I Need Infinite Scenes with the General

In the morning, the Captain welcomes the General and his family to Los Angeles. The Major (Phanxinê) pays them a visit, gifting them a treat from Vietnam that isn’t available in the States. The General’s wife complains about how he doesn’t know how to clean, cook, or do much of anything at all. Drinking and smoking on the porch, the General tells the Captain that he’s paranoid about a potential spy. “I was walking on the sidewalk and one of those toilet-tank covers fell in front of me,” he says. “Don’t you get it? An assassination attempt!” He pulls a gun out of his robe, points it at the Captain, and orders him to neutralize the threat.

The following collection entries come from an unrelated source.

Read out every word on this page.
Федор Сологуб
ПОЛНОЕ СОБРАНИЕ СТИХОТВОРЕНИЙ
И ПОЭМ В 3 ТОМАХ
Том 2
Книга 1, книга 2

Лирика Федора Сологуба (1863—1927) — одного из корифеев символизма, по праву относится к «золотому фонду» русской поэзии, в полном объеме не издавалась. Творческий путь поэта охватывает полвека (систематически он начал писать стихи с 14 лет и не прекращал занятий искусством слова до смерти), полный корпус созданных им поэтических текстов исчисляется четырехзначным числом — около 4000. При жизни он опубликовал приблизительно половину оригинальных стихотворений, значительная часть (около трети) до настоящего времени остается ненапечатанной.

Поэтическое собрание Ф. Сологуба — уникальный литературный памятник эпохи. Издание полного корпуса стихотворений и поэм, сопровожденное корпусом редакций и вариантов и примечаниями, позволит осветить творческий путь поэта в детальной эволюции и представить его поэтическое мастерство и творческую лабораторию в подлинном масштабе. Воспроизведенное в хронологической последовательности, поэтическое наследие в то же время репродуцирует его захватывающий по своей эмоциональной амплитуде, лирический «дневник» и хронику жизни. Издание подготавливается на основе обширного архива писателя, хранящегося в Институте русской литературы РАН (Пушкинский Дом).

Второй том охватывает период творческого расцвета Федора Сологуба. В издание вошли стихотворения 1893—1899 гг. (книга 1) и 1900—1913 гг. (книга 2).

A letter from Man arrives, warning the Captain to “never underestimate the General.” But the General is not lobbying Congress and continuing his duties on behalf of the Vietnamese as they once expected he would in America. He’s planning to open a liquor store and seemingly transition into a full American small-business owner. It makes the Captain’s mission seem meaningless, even if the General hilariously believes that every slight transgression in America is someone “deliberately undermining me at every turn.”

the sympathizer
Is it just me or the General the best character on The Sympathizer?Hopper Stone/HBO - HBO

I Don't Want to Be a Spy Anymore

At the opening party, the Captain reacquaints himself with a former college rival, Sonny (Alan Trong). The two debate Vietnamese politics, which proves difficult for the Captain, since he must pretend to support the South Vietnamese even though Sonny sympathizes with the North. “Arguably, I’m more Vietnamese than you, biologically,” Sonny tells him. He also mocks the General’s choice to name the liquor store Yellow Flag Liquors. As the General celebrates his new life, some of his followers are dejected. When he holds up his army honors during a big speech, two people walk out.

Changing rhetoric, the General tells everyone about his suspicions that there’s a spy among them. The party changes from a celebration to an interrogation. The Captain meets with Claude, who menacingly tells him that “only the spy says there’s no spy.” The General brandishes a gun once again and loads it in front of the Captain. In a panic, the Captain spouts out that the Major is the spy, accusing him of shipping treats from the homeland, which means that he still holds contacts in Saigon. It’s a decent save until the General orders him to kill the presumably innocent Major. Kill a guy for handing out candy? Maybe it’s time for the Captain to figure out how to transition out of the spy game.